Lezioni condivise 35 – Leggi fascistissime e disfatta
All’università ogni insegnamento dava luogo ad atmosfere diverse che ho ancora presenti; naturalmente esse erano determinate da tante variabili, il docente, l’aula, la materia di studio stessa, ma soprattutto il gruppo studentesco, sempre in buona parte differente.
Il ricordo di ogni lezione è anche legata al percorso e agli incontri possibili nei corridoi nello spostarsi da un’aula ad un’altra, al sapere già che avrei potuto vedere Rosa o Viola, Melissa o Jasmine.
La lezione che precedeva Storia contemporanea si prolungava sempre fino a mangiarsi il quarto d’ora accademico, stante anche il percorso dalle vecchie aule di Magistero al nuovo Corpo aggiunto, per cui arrivavo in aula a lezione già iniziata, occupavo uno dei pochi posti a sedere rimasti, scarsa socializzazione… lezioni diverse dalle altre per questo, ma anche per quelle rapide galoppate nella histoire événementielle.
Il prof sembrava di sinistra per come marcava gli aspetti più aberranti del fascismo, altri ne traevano deduzioni opposte, in realtà si trattava di un moderato. Peraltro il fascismo non può essere preso a metro di misura per valutazioni di questo genere.
Negli anni 1925 e 1926 si assistette alla completaliquidazione dello stato liberale attraverso le leggi cosiddette fascistissime. Il parlamento diventò semplicemente notaio delle decisioni di Mussolini. Venne abolita la libertà sindacale, di stampa, di espressione, molte libertà personali, istituito il confino, soppressi i partiti politici e dichiarata la decadenza dei deputati aventiniani (quelli che abbandonarono i lavori parlamentari per protestare contro l’assassinio di Matteotti).
La sinistra parlamentare fu schiacciata dagli arresti e dalla paura del regime: il duce potè permettersi di dichiararsi responsabile dell’assassinio e di chiedere per questo un atto d’accusa nei suoi confronti, senza che nulla avvenisse.

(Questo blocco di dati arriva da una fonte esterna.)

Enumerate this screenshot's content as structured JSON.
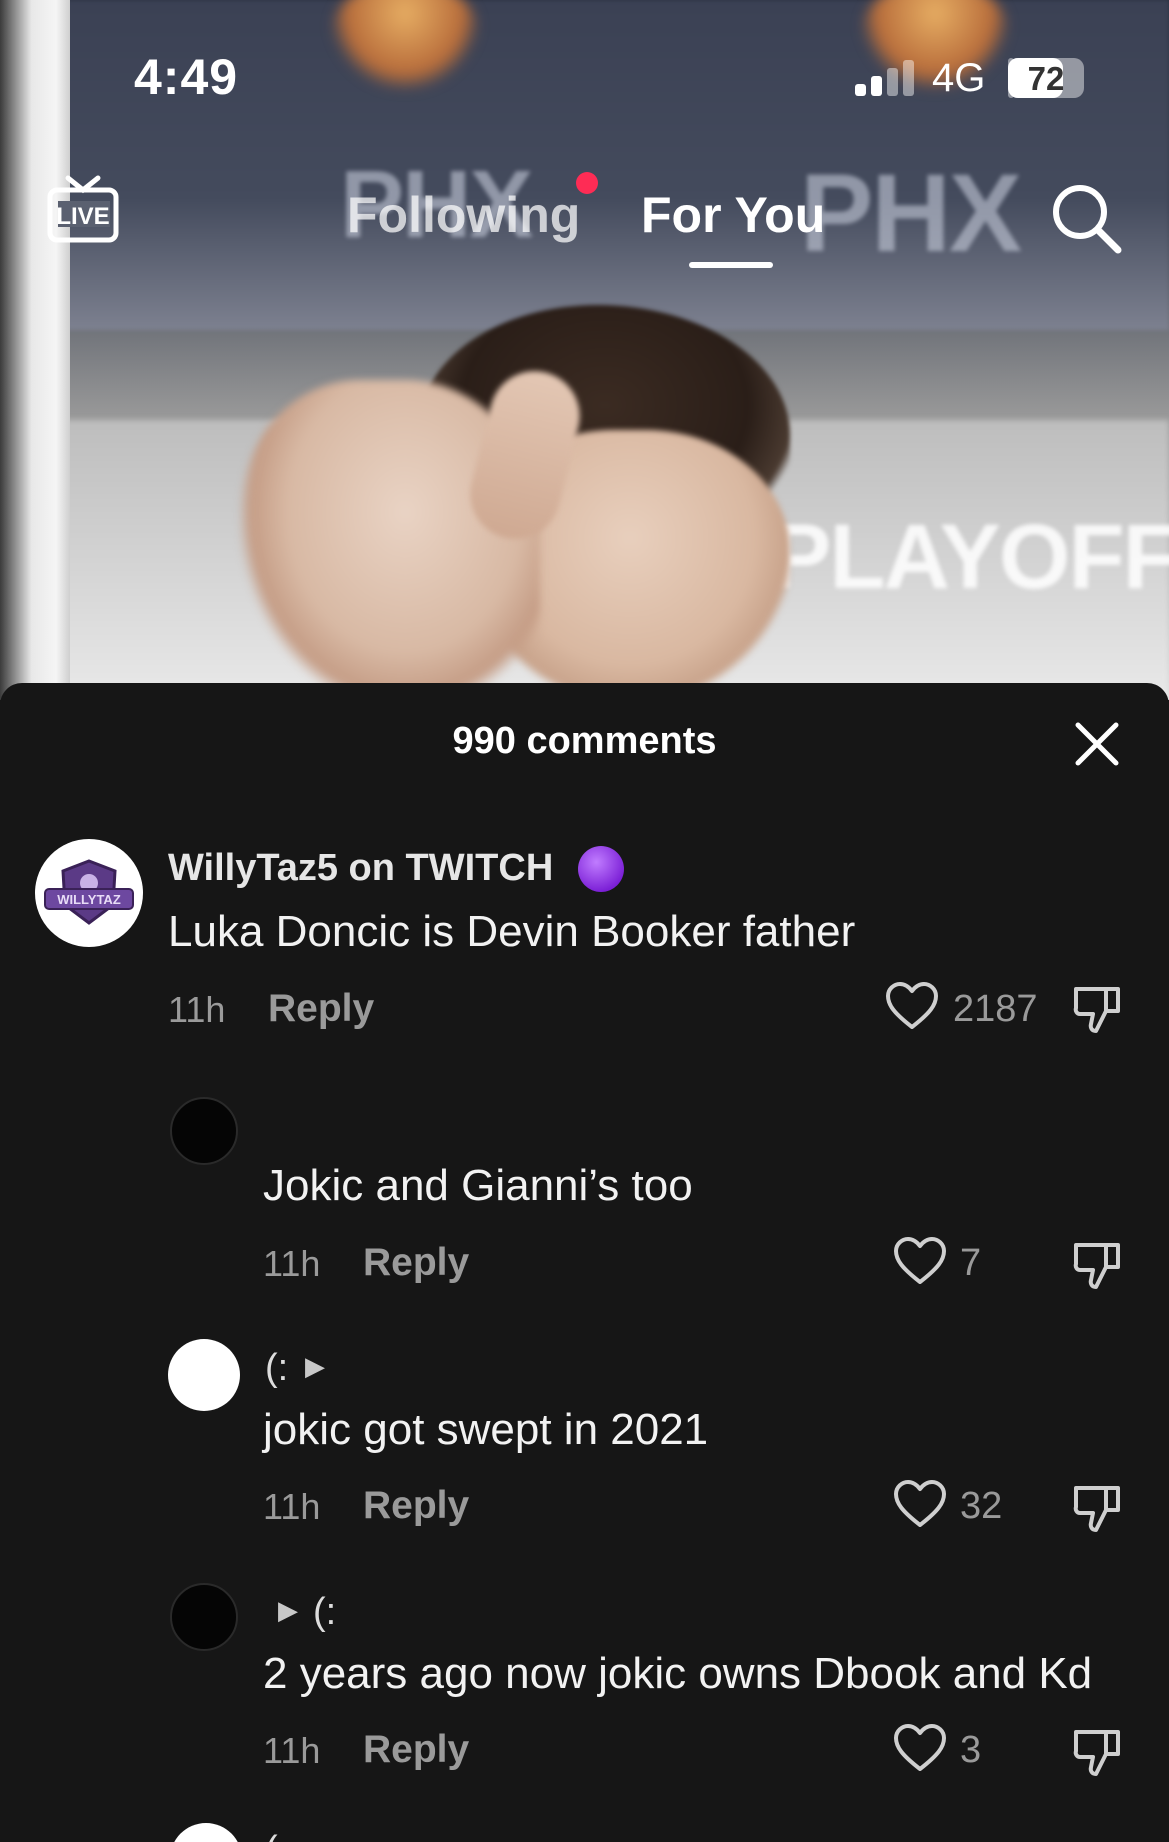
{
  "status_bar": {
    "time": "4:49",
    "network": "4G",
    "battery": "72",
    "battery_level": 0.72,
    "signal_bars_active": 2,
    "signal_bars_total": 4
  },
  "video": {
    "background_text_1": "PHX",
    "background_text_2": "PLAYOFF"
  },
  "top_nav": {
    "live_icon": "live-tv-icon",
    "tabs": [
      {
        "label": "Following",
        "active": false,
        "has_dot": true
      },
      {
        "label": "For You",
        "active": true
      }
    ],
    "search_icon": "search-icon"
  },
  "comments_sheet": {
    "title": "990 comments",
    "close_icon": "close-icon",
    "comments": [
      {
        "author": "WillyTaz5 on TWITCH",
        "author_badge": "purple-circle-emoji",
        "avatar_text": "WILLYTAZ",
        "text": "Luka Doncic is Devin Booker father",
        "time": "11h",
        "reply_label": "Reply",
        "likes": "2187"
      }
    ],
    "replies": [
      {
        "author": "",
        "text": "Jokic and Gianni’s too",
        "time": "11h",
        "reply_label": "Reply",
        "likes": "7"
      },
      {
        "author": "(:",
        "text": "jokic got swept in 2021",
        "time": "11h",
        "reply_label": "Reply",
        "likes": "32"
      },
      {
        "author": "(:",
        "text": "2 years ago now jokic owns Dbook and Kd",
        "time": "11h",
        "reply_label": "Reply",
        "likes": "3"
      }
    ],
    "partial_next_reply": {
      "author": "("
    }
  },
  "colors": {
    "sheet_bg": "#161616",
    "accent_dot": "#fe2c55",
    "badge_purple": "#8a2be2",
    "muted_text": "#9a9a9a"
  }
}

Elementi simili, seppur grotteschi, troviamo oggi nell’azione dell’attuale premier, terrore delle escort…
Nel 1927 ebbe inizio il processo di normalizzazione. Lo stato fascistizzato si impose nella vita italiana. Lo stato stesso era ormai subordinato al fascismo, ma in realtà erano la stessa cosa, difficile distinguere ciò che formalmente erano due strutture piramidali, verticizzate, parallele: stato e partito fascista.

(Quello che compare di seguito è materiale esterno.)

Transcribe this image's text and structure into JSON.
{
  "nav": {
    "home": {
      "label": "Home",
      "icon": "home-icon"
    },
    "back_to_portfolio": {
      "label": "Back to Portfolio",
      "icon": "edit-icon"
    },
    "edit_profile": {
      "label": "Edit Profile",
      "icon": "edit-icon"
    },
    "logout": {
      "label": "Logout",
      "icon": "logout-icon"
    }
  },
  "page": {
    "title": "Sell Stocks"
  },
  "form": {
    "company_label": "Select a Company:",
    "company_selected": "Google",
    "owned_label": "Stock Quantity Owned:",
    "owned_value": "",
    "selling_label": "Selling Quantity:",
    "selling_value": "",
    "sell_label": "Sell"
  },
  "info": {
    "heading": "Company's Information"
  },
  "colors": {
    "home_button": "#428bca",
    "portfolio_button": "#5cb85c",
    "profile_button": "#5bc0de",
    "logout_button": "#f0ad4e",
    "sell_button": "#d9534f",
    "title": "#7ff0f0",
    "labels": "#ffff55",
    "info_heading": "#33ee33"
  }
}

Il potere esecutivo del duce aveva scavalcato il potere legislativo, nonostante persistesse una sorta di impalcatura liberale: re – capo governo – prefetti – podestà, in realtà tutto il potere era in mano ad uno solo, il capo del PNF: duce – segretario pnf – segretari federali – sezioni (gerarchi).

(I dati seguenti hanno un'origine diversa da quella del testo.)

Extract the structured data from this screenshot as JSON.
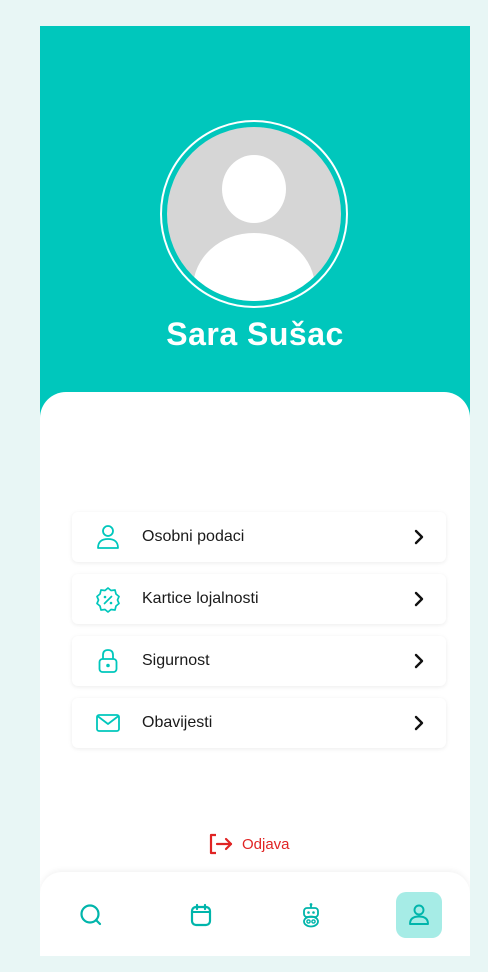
{
  "profile": {
    "name": "Sara Sušac"
  },
  "menu": {
    "items": [
      {
        "label": "Osobni podaci",
        "icon": "user-icon"
      },
      {
        "label": "Kartice lojalnosti",
        "icon": "discount-badge-icon"
      },
      {
        "label": "Sigurnost",
        "icon": "lock-icon"
      },
      {
        "label": "Obavijesti",
        "icon": "mail-icon"
      }
    ]
  },
  "logout": {
    "label": "Odjava",
    "icon": "logout-icon"
  },
  "tabbar": {
    "tabs": [
      {
        "icon": "search-icon",
        "active": false
      },
      {
        "icon": "calendar-icon",
        "active": false
      },
      {
        "icon": "robot-icon",
        "active": false
      },
      {
        "icon": "user-icon",
        "active": true
      }
    ]
  },
  "colors": {
    "accent": "#00c7bc",
    "accent_light": "#a6ece6",
    "page_bg": "#e8f6f5",
    "danger": "#e02424",
    "text": "#1a1a1a"
  }
}
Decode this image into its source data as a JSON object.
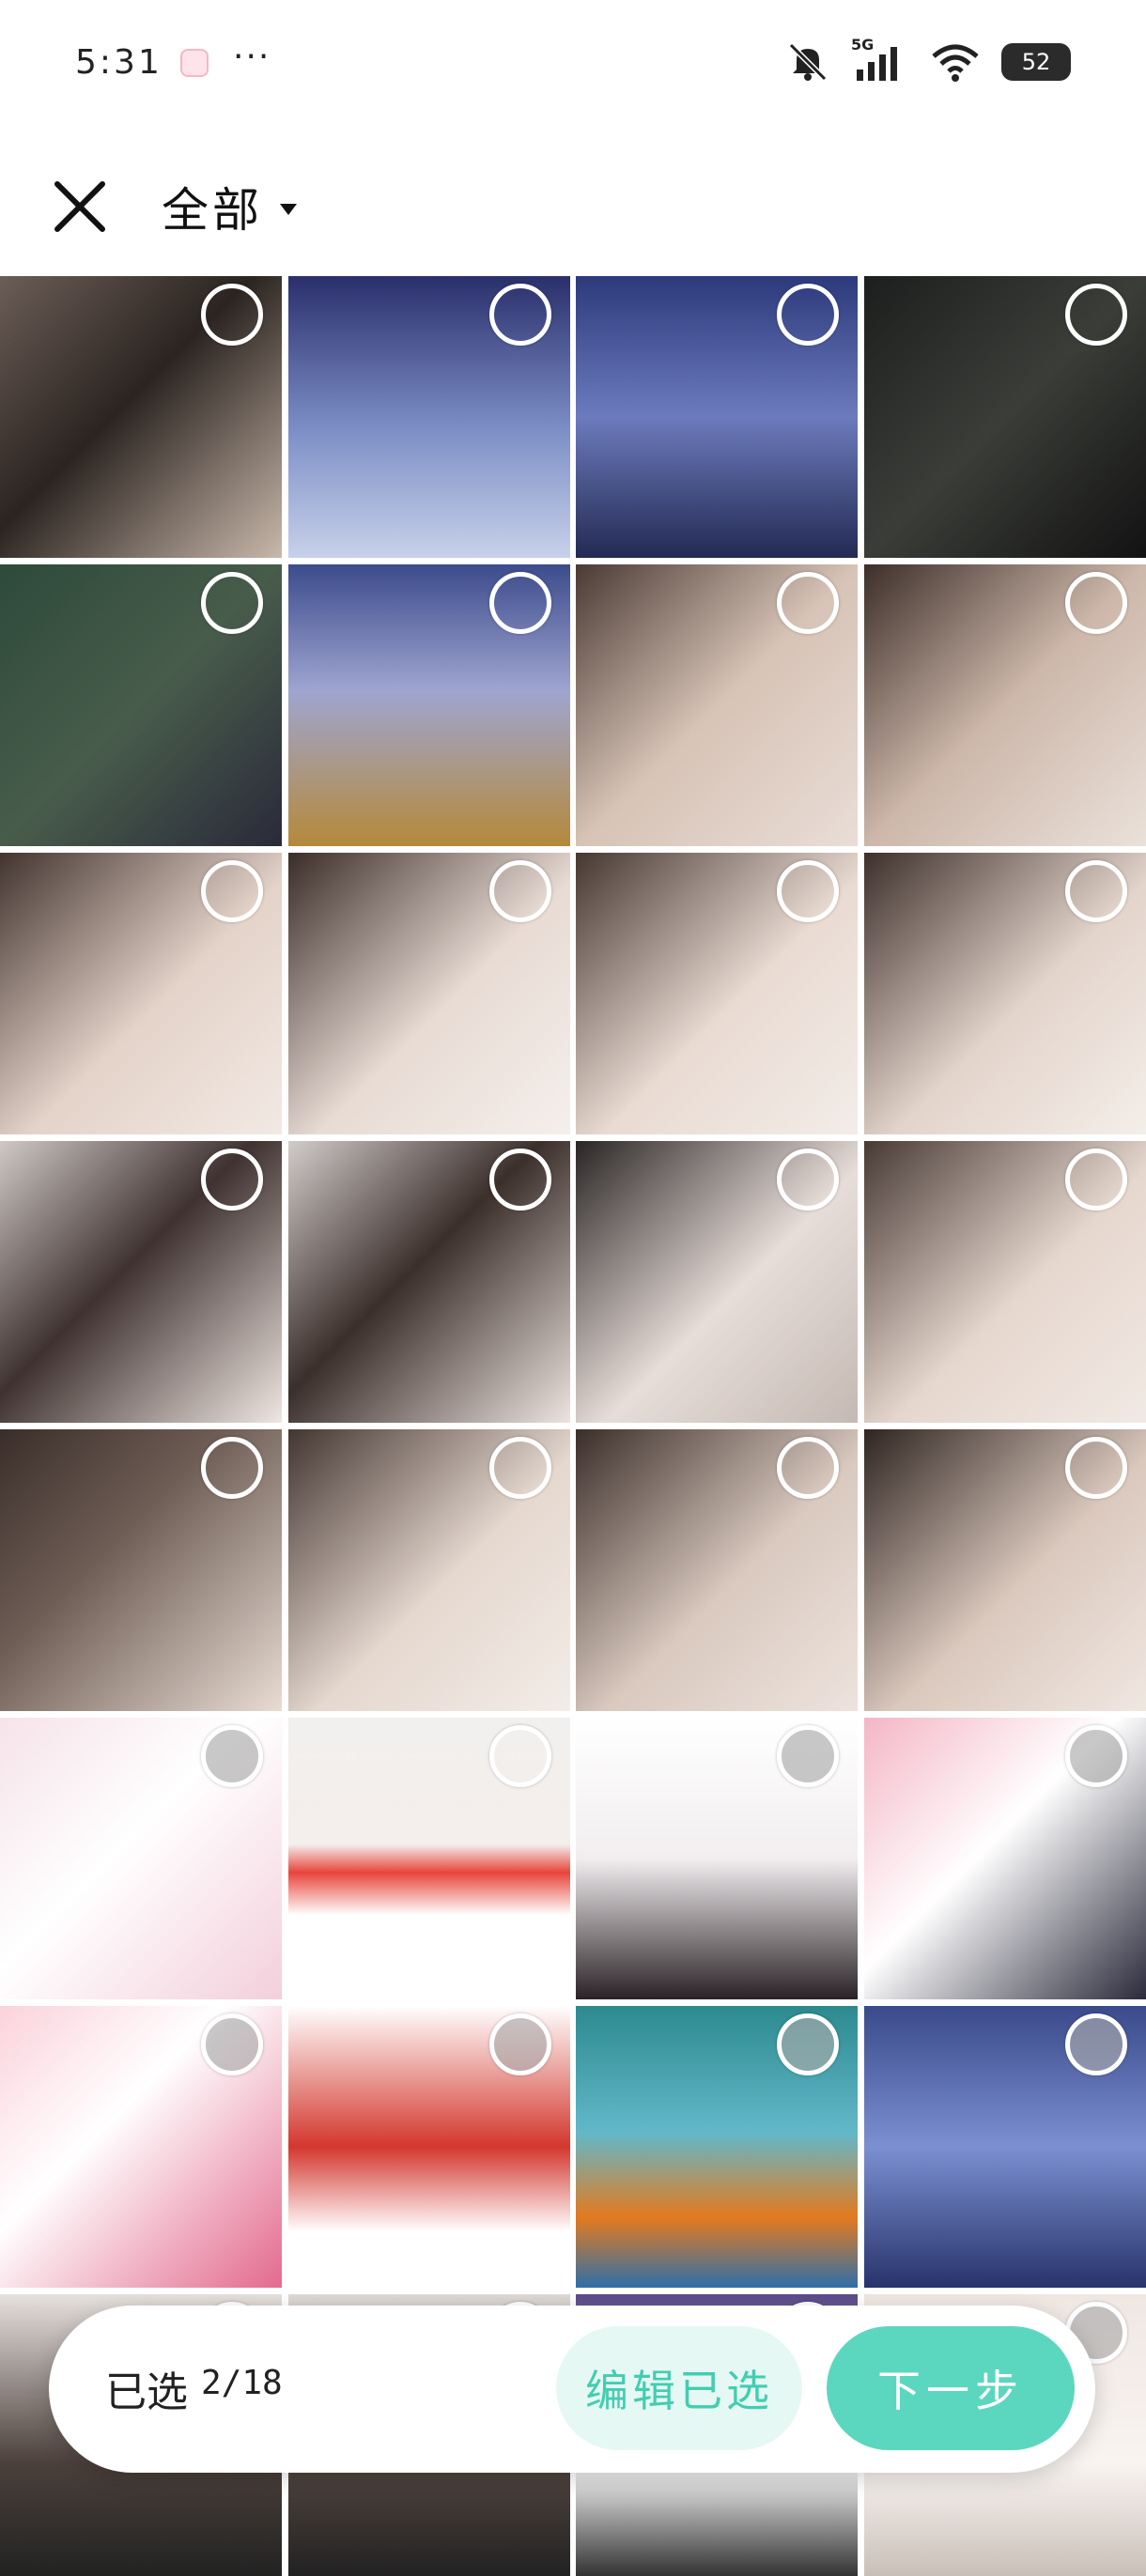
{
  "status_bar": {
    "time": "5:31",
    "more": "···",
    "network": "5G",
    "battery": "52"
  },
  "header": {
    "album_title": "全部"
  },
  "grid": {
    "tiles": [
      {
        "desc": "selfie-couple",
        "bg": "linear-gradient(135deg,#6b5d57,#2b2420 45%,#c9b8ab)"
      },
      {
        "desc": "game-character-snow",
        "bg": "linear-gradient(180deg,#2a2f6b,#7d8fc6 55%,#c8d1ea)"
      },
      {
        "desc": "game-mvp-bunny",
        "bg": "linear-gradient(180deg,#2c3a7c,#6c7bbd 50%,#232a52)"
      },
      {
        "desc": "dark-room",
        "bg": "linear-gradient(135deg,#1d1f1e,#3a3d38 50%,#121212)"
      },
      {
        "desc": "game-map",
        "bg": "linear-gradient(135deg,#2d4a3a,#485c4b 50%,#2a2a3a)"
      },
      {
        "desc": "vs-screen",
        "bg": "linear-gradient(180deg,#3c4b8c,#9fa5d0 45%,#b5893a)"
      },
      {
        "desc": "selfie-1",
        "bg": "linear-gradient(135deg,#4a3a34,#d7c3b6 50%,#e9ddd6)"
      },
      {
        "desc": "selfie-2",
        "bg": "linear-gradient(135deg,#3c2e29,#cdb7aa 50%,#eae1da)"
      },
      {
        "desc": "selfie-3",
        "bg": "linear-gradient(135deg,#42342f,#e4d3c9 55%,#f2e9e4)"
      },
      {
        "desc": "selfie-4",
        "bg": "linear-gradient(135deg,#3a2d28,#e8dbd4 55%,#f5efeb)"
      },
      {
        "desc": "selfie-5",
        "bg": "linear-gradient(135deg,#463731,#e9dbd2 55%,#f3ece8)"
      },
      {
        "desc": "selfie-6",
        "bg": "linear-gradient(135deg,#3d2f2a,#e3d4cb 55%,#f4eee9)"
      },
      {
        "desc": "selfie-7",
        "bg": "linear-gradient(135deg,#cfc9c6,#3f3230 45%,#efe6e1)"
      },
      {
        "desc": "selfie-8",
        "bg": "linear-gradient(135deg,#d2ccca,#3b2f2b 45%,#ede4df)"
      },
      {
        "desc": "selfie-couple-2",
        "bg": "linear-gradient(135deg,#2a2525,#e7ddd8 55%,#c4b9b3)"
      },
      {
        "desc": "selfie-9",
        "bg": "linear-gradient(135deg,#473934,#e6d7ce 55%,#f1e9e4)"
      },
      {
        "desc": "selfie-sparkle",
        "bg": "linear-gradient(135deg,#3a2e2a,#6e5d55 40%,#e8dcd3)"
      },
      {
        "desc": "selfie-10",
        "bg": "linear-gradient(135deg,#433530,#e5d8cf 55%,#f3ece7)"
      },
      {
        "desc": "selfie-11",
        "bg": "linear-gradient(135deg,#3b2e29,#d9c9bf 55%,#ede3dd)"
      },
      {
        "desc": "selfie-12",
        "bg": "linear-gradient(135deg,#2f2521,#dac8bd 55%,#f0e7e1)"
      },
      {
        "desc": "scribble-note",
        "bg": "linear-gradient(135deg,#f6e3ea,#ffffff 45%,#f3cfdb)"
      },
      {
        "desc": "shopping-ad",
        "bg": "linear-gradient(180deg,#f2f0ee,#f4eeec 45%,#e8443a 55%,#ffffff 70%)"
      },
      {
        "desc": "anime-girl-white",
        "bg": "linear-gradient(180deg,#ffffff,#f2eef0 50%,#2a2226)"
      },
      {
        "desc": "anime-christmas",
        "bg": "linear-gradient(135deg,#f4b6c6,#ffffff 45%,#2b2b3c)"
      },
      {
        "desc": "anime-pink-hair",
        "bg": "linear-gradient(135deg,#fbd2dc,#ffffff 40%,#e36a8e)"
      },
      {
        "desc": "santa-hat",
        "bg": "linear-gradient(180deg,#ffffff,#d3372e 50%,#ffffff 80%)"
      },
      {
        "desc": "goldfish-poster",
        "bg": "linear-gradient(180deg,#2c8a8f,#62b8c9 45%,#e37a1f 75%,#2f6fa8)"
      },
      {
        "desc": "game-result",
        "bg": "linear-gradient(180deg,#3a4a8a,#7b8fd1 50%,#28346b)"
      },
      {
        "desc": "person-partial-1",
        "bg": "linear-gradient(180deg,#e7e1de,#4b403b 60%,#222)"
      },
      {
        "desc": "person-partial-2",
        "bg": "linear-gradient(180deg,#e1dbd7,#514540 60%,#222)"
      },
      {
        "desc": "anime-partial",
        "bg": "linear-gradient(180deg,#5a4a8a,#ffffff 60%,#333)"
      },
      {
        "desc": "product-partial",
        "bg": "linear-gradient(180deg,#efe7e2,#f9f4f1 60%,#c9bfb8)"
      }
    ],
    "selected_indices": []
  },
  "bottom_bar": {
    "selected_label": "已选",
    "selected_count": "2/18",
    "edit_label": "编辑已选",
    "next_label": "下一步"
  },
  "colors": {
    "accent": "#5cd7bf",
    "accent_light": "#e6f8f4",
    "accent_text": "#43cdb1"
  }
}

Il raccordo tra le due strutture era il Gran consiglio del fascismo, investito dei compiti istituzionali e costituzionali. Mussolini era allo stesso tempo capo del governo e duce del fascismo, un po’ come il nanerottolo oggi… che domina il governo, stampa TV, economia, giustizia, cessi e fogne…
Membri del Gran Consiglio del fascismo erano: i quadrumviri della marcia su Roma (che è tutto dire), la segreteria e il direttorio PNF, i presidenti di senato e camera fasci, i ministri in carica, i membri del direttorio del PNF, il comandante generale della milizia, le confederazioni sindacali fasciste, il presidente della reale accademia d’italia e altri a gusto del dux.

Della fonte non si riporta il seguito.